Aus der Anordnung in Abs. 2 des § 1570 BGB und seiner Qualifizierung als "Annex-Anspruch" des Anspruchs auf Basisunterhalt nach Abs. 1[142] ergibt sich die Nachrangigkeit des Kriteriums der elternbezogenen Belange. Für den ein nichteheliches Kind betreuenden Elternteil ergibt sich dies daraus, dass sowohl Kindesbelange als auch bestehende Möglichkeiten der Kindesbetreuung "insbesondere" genannt werden.[143] Somit können auch elternbezogene Gründe einer Erwerbsobliegenheit entgegenstehen, sofern – insoweit vorrangig – nicht schon kindbezogene Gründe gegen eine Erwerbstätigkeit des betreuenden Elternteils sprechen. Die Verlängerungsmöglichkeit besteht unabhängig vom Wohl des Kindes und rechtfertigt sich aus der nachehelichen Solidarität.[144] Geschützt wird vor allem das Vertrauen in die vereinbarte und praktizierte Rollenverteilung bei Kindeserziehung und Haushaltsführung.[145]

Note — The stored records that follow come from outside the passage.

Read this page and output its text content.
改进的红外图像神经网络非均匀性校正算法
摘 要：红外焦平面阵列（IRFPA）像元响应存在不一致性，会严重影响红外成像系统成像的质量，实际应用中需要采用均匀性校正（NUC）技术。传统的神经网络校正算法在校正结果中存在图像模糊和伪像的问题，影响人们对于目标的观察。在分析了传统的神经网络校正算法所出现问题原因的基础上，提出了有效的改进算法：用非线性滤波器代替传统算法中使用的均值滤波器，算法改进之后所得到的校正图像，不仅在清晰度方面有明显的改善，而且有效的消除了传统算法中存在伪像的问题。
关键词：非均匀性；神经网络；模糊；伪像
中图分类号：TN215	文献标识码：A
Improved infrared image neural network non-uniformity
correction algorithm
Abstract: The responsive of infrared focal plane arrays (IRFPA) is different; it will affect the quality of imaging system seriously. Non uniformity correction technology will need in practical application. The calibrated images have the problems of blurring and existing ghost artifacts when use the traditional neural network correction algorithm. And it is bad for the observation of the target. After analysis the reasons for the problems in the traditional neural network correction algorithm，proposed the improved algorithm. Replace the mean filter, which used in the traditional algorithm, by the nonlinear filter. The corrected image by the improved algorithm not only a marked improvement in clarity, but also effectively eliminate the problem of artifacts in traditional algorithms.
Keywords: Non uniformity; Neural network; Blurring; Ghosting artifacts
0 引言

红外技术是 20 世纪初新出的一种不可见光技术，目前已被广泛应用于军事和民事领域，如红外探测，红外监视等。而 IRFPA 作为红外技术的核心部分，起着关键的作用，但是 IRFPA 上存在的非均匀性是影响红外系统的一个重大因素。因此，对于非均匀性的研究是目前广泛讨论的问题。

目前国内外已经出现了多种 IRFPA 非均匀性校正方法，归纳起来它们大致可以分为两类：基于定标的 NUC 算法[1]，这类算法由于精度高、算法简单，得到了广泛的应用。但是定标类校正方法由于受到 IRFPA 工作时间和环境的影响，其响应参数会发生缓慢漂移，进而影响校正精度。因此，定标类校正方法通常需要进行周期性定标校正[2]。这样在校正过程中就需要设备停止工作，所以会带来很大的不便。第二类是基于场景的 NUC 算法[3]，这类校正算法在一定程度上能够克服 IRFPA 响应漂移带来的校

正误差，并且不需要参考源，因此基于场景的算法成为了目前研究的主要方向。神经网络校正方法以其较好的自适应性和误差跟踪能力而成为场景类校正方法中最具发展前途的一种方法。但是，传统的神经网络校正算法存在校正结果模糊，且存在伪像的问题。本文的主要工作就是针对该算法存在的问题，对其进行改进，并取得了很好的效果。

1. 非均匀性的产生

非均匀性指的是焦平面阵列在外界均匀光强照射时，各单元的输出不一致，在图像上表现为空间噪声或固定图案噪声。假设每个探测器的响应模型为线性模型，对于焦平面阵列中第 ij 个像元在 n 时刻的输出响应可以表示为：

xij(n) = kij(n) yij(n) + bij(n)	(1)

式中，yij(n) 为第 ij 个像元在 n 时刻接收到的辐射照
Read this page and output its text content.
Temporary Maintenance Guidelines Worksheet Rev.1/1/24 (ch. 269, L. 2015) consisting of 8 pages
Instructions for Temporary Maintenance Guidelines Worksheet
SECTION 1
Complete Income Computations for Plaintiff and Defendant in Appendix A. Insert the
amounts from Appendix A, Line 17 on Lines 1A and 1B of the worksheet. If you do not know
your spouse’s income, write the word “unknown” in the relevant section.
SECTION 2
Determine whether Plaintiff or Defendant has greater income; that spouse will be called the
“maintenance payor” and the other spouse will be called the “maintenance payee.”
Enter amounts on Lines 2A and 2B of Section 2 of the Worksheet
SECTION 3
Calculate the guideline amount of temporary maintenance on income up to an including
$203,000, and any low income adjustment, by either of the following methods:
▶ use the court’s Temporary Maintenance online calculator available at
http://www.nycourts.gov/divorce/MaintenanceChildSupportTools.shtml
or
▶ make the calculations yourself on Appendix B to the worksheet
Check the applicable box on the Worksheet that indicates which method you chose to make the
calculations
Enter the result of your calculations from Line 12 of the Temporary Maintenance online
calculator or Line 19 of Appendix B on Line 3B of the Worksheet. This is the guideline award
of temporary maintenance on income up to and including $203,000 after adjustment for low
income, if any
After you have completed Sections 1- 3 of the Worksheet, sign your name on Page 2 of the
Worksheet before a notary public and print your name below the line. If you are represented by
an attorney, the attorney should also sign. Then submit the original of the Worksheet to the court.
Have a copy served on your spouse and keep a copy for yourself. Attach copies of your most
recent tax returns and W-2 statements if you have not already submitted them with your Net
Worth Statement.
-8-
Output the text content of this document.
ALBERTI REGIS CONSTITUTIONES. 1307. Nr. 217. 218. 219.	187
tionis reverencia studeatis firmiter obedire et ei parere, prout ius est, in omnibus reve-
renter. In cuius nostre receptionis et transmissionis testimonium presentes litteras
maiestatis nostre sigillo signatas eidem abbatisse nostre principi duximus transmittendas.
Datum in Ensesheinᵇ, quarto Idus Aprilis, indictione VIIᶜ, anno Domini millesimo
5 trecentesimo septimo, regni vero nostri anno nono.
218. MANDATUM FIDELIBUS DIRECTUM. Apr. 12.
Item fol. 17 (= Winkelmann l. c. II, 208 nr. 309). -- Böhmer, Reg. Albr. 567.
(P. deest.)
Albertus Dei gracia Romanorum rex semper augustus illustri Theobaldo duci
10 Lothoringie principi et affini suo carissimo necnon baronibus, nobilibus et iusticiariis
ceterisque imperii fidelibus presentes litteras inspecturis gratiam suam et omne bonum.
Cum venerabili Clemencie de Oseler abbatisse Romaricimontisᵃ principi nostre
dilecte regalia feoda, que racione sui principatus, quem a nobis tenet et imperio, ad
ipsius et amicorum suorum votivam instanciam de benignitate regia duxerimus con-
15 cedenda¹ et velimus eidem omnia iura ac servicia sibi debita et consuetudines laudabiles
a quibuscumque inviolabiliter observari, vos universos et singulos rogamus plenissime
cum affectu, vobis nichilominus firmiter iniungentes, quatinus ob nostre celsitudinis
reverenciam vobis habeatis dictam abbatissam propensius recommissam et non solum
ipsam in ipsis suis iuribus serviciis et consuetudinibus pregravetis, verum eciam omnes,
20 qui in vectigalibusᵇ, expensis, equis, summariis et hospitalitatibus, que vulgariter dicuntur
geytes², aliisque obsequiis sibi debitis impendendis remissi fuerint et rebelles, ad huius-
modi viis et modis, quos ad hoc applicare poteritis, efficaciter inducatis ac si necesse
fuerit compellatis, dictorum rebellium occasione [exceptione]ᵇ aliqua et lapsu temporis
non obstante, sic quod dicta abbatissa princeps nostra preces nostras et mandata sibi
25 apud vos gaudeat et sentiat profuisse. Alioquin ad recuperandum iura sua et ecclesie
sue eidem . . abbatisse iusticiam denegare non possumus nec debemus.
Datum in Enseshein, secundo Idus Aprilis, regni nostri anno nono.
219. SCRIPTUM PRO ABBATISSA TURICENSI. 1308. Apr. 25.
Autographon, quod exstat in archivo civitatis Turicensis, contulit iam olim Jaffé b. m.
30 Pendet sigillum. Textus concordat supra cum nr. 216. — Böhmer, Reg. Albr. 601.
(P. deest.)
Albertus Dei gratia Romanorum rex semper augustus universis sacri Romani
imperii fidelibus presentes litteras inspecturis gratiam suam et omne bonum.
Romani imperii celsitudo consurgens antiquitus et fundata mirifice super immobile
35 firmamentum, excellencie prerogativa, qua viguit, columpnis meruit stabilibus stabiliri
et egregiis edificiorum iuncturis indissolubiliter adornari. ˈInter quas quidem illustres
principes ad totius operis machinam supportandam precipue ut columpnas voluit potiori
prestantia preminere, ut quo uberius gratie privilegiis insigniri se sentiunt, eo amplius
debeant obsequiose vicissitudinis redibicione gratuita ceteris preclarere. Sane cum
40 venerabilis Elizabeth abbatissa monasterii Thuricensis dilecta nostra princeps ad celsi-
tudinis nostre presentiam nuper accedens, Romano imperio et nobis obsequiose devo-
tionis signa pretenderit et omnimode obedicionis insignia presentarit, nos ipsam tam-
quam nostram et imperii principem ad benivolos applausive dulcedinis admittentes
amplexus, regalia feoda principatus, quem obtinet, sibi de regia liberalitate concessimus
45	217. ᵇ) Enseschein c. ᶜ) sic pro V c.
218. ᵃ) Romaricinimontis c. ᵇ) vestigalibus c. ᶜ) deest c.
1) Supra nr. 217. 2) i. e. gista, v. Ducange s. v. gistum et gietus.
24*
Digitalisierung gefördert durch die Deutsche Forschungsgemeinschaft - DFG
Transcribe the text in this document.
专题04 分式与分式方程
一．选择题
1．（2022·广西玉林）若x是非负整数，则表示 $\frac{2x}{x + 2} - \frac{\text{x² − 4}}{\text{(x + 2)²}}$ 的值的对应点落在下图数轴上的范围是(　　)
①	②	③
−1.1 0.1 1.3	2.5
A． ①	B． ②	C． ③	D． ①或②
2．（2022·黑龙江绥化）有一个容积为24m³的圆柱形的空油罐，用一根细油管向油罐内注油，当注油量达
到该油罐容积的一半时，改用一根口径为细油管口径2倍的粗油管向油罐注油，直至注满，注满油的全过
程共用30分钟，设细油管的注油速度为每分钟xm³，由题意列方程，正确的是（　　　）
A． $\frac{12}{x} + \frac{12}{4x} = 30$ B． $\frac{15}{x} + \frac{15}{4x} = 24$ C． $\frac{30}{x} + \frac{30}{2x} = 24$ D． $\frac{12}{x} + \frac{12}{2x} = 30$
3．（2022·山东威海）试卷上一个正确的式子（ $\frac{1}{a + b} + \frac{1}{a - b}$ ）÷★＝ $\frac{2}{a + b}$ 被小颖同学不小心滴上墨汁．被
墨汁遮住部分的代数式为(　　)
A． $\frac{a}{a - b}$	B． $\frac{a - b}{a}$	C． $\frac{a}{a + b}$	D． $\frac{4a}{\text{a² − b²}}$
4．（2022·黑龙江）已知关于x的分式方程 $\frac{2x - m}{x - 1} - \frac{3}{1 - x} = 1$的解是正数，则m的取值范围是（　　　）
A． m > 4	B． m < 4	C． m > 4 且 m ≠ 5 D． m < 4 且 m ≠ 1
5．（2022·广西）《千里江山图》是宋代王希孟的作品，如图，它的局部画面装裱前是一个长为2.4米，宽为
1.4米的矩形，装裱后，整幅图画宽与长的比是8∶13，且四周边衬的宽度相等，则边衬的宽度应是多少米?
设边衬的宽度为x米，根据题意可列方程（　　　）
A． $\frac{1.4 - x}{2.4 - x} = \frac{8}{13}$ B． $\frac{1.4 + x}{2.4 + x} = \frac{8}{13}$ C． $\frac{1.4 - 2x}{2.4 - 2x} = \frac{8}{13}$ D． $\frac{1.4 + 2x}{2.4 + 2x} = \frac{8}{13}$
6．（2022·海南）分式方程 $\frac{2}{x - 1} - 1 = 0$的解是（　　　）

Eine Anspruchsverlängerung kommt insbesondere dann in Betracht, wenn der betreuende Elternteil durch Kindesbetreuung und gleichzeitige Berufstätigkeit überobligationsmäßig belastet würde.[146] Das kann selbst bei Ganztagsbetreuung in Betracht kommen, weil Arztbesuche, Behördengänge, Einkäufe und Hausarbeit beim betreuenden Elternteil zu berücksichtigen sind mit der Folge, dass gleichwohl nur eine teilschichtige Erwerbstätigkeit geschuldet ist.[147] Andererseits reicht allein der pauschale Hinweis darauf, Kindesbetreuung und Erwerbstätigkeit dürften nicht über einen Acht-Stunden-Tag hinausgehen, nicht aus;[148] vielmehr ist auf der Grundlage der individuellen Verhältnisse eine Beurteilung im Einzelfall vorzunehmen.[149] Als "Testfrage" ist regelmäßig zu prüfen, ob eine ungleiche Lastenverteilung vermieden werden muss.[150] Die Darstellung der konkreten Verhältnisse ist unverzichtbar.[151]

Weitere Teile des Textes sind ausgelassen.